Causes of Appendicitis:
Appendicitis is believed to result from an obstruction in the appendix, which can be partial or complete. This obstruction may stem from enlarged lymphoid follicles, parasites, trauma, or tumors. When an obstruction occurs, bacteria can multiply within the appendix, leading to the formation of pus and increased pressure, which may cause pain or compress local blood vessels. Reduced blood flow can result in gangrene. If the appendix ruptures, fecal matter may spread into the abdomen, potentially causing peritonitis, an inflammation of the abdominal wall tissues.
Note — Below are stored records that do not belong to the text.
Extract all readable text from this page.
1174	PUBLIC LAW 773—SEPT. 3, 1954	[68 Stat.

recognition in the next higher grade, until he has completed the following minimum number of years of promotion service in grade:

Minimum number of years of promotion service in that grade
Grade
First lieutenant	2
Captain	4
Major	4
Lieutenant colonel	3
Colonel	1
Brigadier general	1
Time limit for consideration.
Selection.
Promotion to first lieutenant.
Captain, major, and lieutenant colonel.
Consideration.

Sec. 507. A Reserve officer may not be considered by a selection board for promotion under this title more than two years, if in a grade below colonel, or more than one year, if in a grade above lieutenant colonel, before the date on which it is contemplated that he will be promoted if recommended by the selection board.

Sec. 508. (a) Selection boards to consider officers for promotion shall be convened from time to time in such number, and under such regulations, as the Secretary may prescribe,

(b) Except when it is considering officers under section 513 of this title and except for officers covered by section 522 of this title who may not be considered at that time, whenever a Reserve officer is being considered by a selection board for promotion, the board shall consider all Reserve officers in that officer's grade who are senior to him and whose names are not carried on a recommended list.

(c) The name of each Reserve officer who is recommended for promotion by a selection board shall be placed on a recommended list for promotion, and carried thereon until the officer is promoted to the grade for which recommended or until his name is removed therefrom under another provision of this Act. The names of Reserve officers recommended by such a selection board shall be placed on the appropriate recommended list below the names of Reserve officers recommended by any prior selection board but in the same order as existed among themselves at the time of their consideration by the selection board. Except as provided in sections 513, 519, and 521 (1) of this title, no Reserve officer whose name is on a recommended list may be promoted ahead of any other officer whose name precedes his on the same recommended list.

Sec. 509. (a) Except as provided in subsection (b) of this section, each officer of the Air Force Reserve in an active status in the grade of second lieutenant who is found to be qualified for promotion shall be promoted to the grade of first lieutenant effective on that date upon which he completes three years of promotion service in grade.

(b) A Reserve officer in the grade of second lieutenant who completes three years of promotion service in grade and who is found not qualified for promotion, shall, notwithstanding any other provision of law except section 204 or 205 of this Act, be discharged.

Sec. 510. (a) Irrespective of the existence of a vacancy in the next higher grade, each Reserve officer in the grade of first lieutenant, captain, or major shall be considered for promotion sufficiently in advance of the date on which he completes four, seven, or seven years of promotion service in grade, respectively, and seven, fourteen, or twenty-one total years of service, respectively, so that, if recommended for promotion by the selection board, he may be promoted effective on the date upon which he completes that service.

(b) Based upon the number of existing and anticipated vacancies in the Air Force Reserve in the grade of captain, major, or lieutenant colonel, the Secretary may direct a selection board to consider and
Other nearby organs, such as the cecum, bladder, and sigmoid colon, can also become inflamed following a rupture.

Symptoms of Appendicitis:
Symptoms of appendicitis include:

  • Lower right side abdominal pain
  • Loss of appetite
  • Nausea
  • Vomiting
  • Diarrhea
  • Constipation
  • Inability to pass gas
  • Abdominal swelling
  • Fever

The pain may initially present as mild cramping but can intensify over time. Appendicitis can also affect urination.